Alt 2 (Abs 5): Hat das HKÜ-Gericht keine Kenntnis von einem in einem anderen Mitgliedstaat anhängigen Sorgerechtsverfahren, ist nichts Weiteres zu veranlassen. Die erforderlichen Zustellungen nach Art 29 II müssen allerdings vorgenommen worden sein. Allerdings hat dann eine Partei spätestens drei Monate nach Mitteilung der ablehnenden HKÜ-Entscheidung das Gericht im maßgeblichen Mitgliedstaat anzurufen und eine Abschrift der ablehnenden Entscheidung, eine Bescheinigung nach Formblatt Anhang I sowie ggf wesentliche bzw sachdienliche Unterlagen, insb das Sitzungsprotokoll, vorzulegen.
Rn 4
Bei einer daraufhin ergehenden Sorgerechtsentscheidung in der Hauptsache (zwingend!; im Erw 48 S 3 heißt es auf Englisch: ›Should the resulting decision on the substance of rights of custody entail the return of the child‹. ›On the substance‹ meint die Hauptsacheentscheidung), die die Rückgabe des Kindes zur Folge hat, ist diese Entscheidung im (vormaligen) HKÜ-Staat (wie auch in allen übrigen EU-Mitgliedstaaten) privilegiert vollstreckbar, Art 29 VI, Art 42 Abs I lit b, 45 ff.
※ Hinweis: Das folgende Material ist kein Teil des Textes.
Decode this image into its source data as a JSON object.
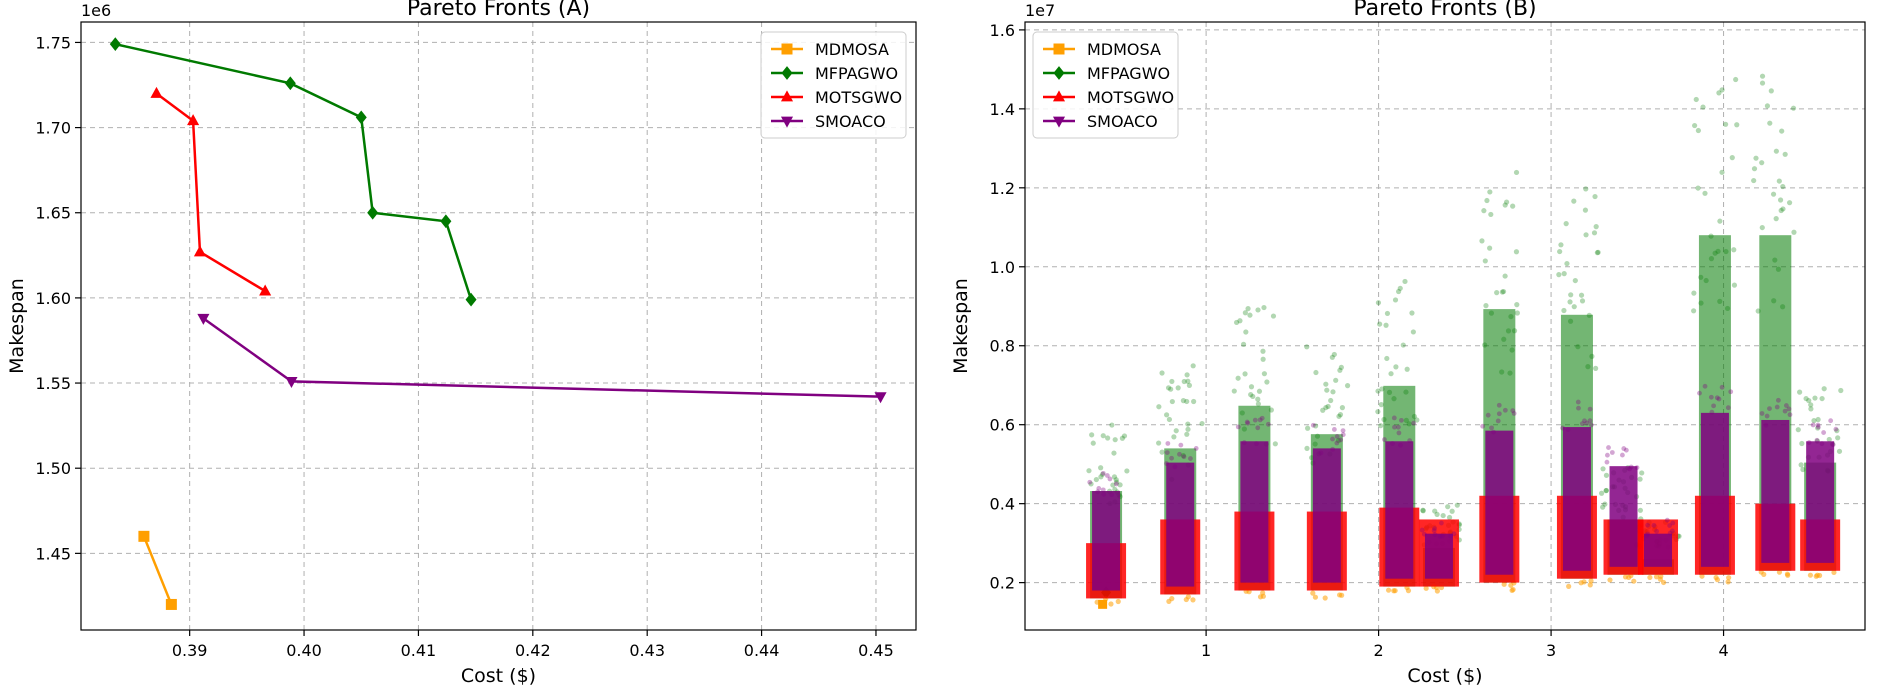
{
  "chart_data": [
    {
      "type": "line",
      "title": "Pareto Fronts (A)",
      "xlabel": "Cost ($)",
      "ylabel": "Makespan",
      "y_multiplier": "1e6",
      "xlim": [
        0.3805,
        0.4535
      ],
      "ylim": [
        1.405,
        1.762
      ],
      "xticks": [
        0.39,
        0.4,
        0.41,
        0.42,
        0.43,
        0.44,
        0.45
      ],
      "xtick_labels": [
        "0.39",
        "0.40",
        "0.41",
        "0.42",
        "0.43",
        "0.44",
        "0.45"
      ],
      "yticks": [
        1.45,
        1.5,
        1.55,
        1.6,
        1.65,
        1.7,
        1.75
      ],
      "ytick_labels": [
        "1.45",
        "1.50",
        "1.55",
        "1.60",
        "1.65",
        "1.70",
        "1.75"
      ],
      "grid": true,
      "legend_position": "top-right",
      "series": [
        {
          "name": "MDMOSA",
          "color": "#ff9f00",
          "marker": "square",
          "x": [
            0.386,
            0.3884
          ],
          "y": [
            1.46,
            1.42
          ]
        },
        {
          "name": "MFPAGWO",
          "color": "#007a00",
          "marker": "diamond",
          "x": [
            0.3835,
            0.3988,
            0.405,
            0.406,
            0.4124,
            0.4146
          ],
          "y": [
            1.749,
            1.726,
            1.706,
            1.65,
            1.645,
            1.599
          ]
        },
        {
          "name": "MOTSGWO",
          "color": "#ff0000",
          "marker": "triangle-up",
          "x": [
            0.3871,
            0.3903,
            0.3909,
            0.3966
          ],
          "y": [
            1.72,
            1.704,
            1.627,
            1.604
          ]
        },
        {
          "name": "SMOACO",
          "color": "#800080",
          "marker": "triangle-down",
          "x": [
            0.3912,
            0.3989,
            0.4504
          ],
          "y": [
            1.588,
            1.551,
            1.542
          ]
        }
      ]
    },
    {
      "type": "scatter",
      "title": "Pareto Fronts (B)",
      "xlabel": "Cost ($)",
      "ylabel": "Makespan",
      "y_multiplier": "1e7",
      "xlim": [
        -0.05,
        4.82
      ],
      "ylim": [
        0.08,
        1.62
      ],
      "xticks": [
        1,
        2,
        3,
        4
      ],
      "xtick_labels": [
        "1",
        "2",
        "3",
        "4"
      ],
      "yticks": [
        0.2,
        0.4,
        0.6,
        0.8,
        1.0,
        1.2,
        1.4,
        1.6
      ],
      "ytick_labels": [
        "0.2",
        "0.4",
        "0.6",
        "0.8",
        "1.0",
        "1.2",
        "1.4",
        "1.6"
      ],
      "grid": true,
      "legend_position": "top-left",
      "series": [
        {
          "name": "MDMOSA",
          "color": "#ff9f00",
          "marker": "square"
        },
        {
          "name": "MFPAGWO",
          "color": "#007a00",
          "marker": "diamond"
        },
        {
          "name": "MOTSGWO",
          "color": "#ff0000",
          "marker": "triangle-up"
        },
        {
          "name": "SMOACO",
          "color": "#800080",
          "marker": "triangle-down"
        }
      ],
      "clusters": [
        {
          "x": 0.42,
          "green_top": 0.6,
          "purple_top": 0.48,
          "red_top": 0.3,
          "base": 0.16
        },
        {
          "x": 0.85,
          "green_top": 0.75,
          "purple_top": 0.56,
          "red_top": 0.36,
          "base": 0.17
        },
        {
          "x": 1.28,
          "green_top": 0.9,
          "purple_top": 0.62,
          "red_top": 0.38,
          "base": 0.18
        },
        {
          "x": 1.7,
          "green_top": 0.8,
          "purple_top": 0.6,
          "red_top": 0.38,
          "base": 0.18
        },
        {
          "x": 2.12,
          "green_top": 0.97,
          "purple_top": 0.62,
          "red_top": 0.39,
          "base": 0.19
        },
        {
          "x": 2.35,
          "green_top": 0.4,
          "purple_top": 0.36,
          "red_top": 0.36,
          "base": 0.19
        },
        {
          "x": 2.7,
          "green_top": 1.24,
          "purple_top": 0.65,
          "red_top": 0.42,
          "base": 0.2
        },
        {
          "x": 3.15,
          "green_top": 1.22,
          "purple_top": 0.66,
          "red_top": 0.42,
          "base": 0.21
        },
        {
          "x": 3.42,
          "green_top": 0.5,
          "purple_top": 0.55,
          "red_top": 0.36,
          "base": 0.22
        },
        {
          "x": 3.62,
          "green_top": 0.36,
          "purple_top": 0.36,
          "red_top": 0.36,
          "base": 0.22
        },
        {
          "x": 3.95,
          "green_top": 1.5,
          "purple_top": 0.7,
          "red_top": 0.42,
          "base": 0.22
        },
        {
          "x": 4.3,
          "green_top": 1.5,
          "purple_top": 0.68,
          "red_top": 0.4,
          "base": 0.23
        },
        {
          "x": 4.56,
          "green_top": 0.7,
          "purple_top": 0.62,
          "red_top": 0.36,
          "base": 0.23
        }
      ]
    }
  ]
}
Nach Art 47 I lit b ist auf Antrag einer Partei eine Bescheinigung unter Verwendung von Formblatt Anhang VI auszustellen. Nach § 48 II IntFamRVG ist in Deutschland der Familienrichter bzw Vorsitzende des zuständigen Familiensenats zuständig. In Abkehr zur bisherigen Rspr des EuGH (FamRZ 11, 1239 [Povse]), wonach eine Rückgabeanordnung auch dann vollstreckbar ist, sofern eine endgültige Entscheidung bzgl der elterlichen Sorge noch nicht getroffen ist, erfordert die Anerkennung und Vollstreckung privilegierter Entscheidungen nach Art 42 I lit b iVm Art 29 VI nunmehr ausdrücklich eine Sorgerechtsrechtsentscheidung in der Hauptsache, die die Rückgabe des Kindes zur Folge hat.
Rn 5
Eine isolierte Rückgabeanordnung kann dann nur aufgrund der allgemeinen Regelungen anerkannt und vollstreckt werden (Gruber/Möller IPRax 20, 393, 398). Nach Ablauf der Frist von drei Monaten kann eine auf einer Sorgerechtsentscheidung beruhende Rückgabeverpflichtung des Kindes nach Kap IV Abschnitt 1 vollstreckt werden (Erw 52 S 3).
Rn 6
Die Schaffung spezieller Zuständigkeitsvorschriften (vgl in Deutschland §§ 10, 12 IntFamRVG) wurde empfohlen (Erw 41). Gleichwohl sind sie bedauerlicherweise nicht in der VO verankert worden.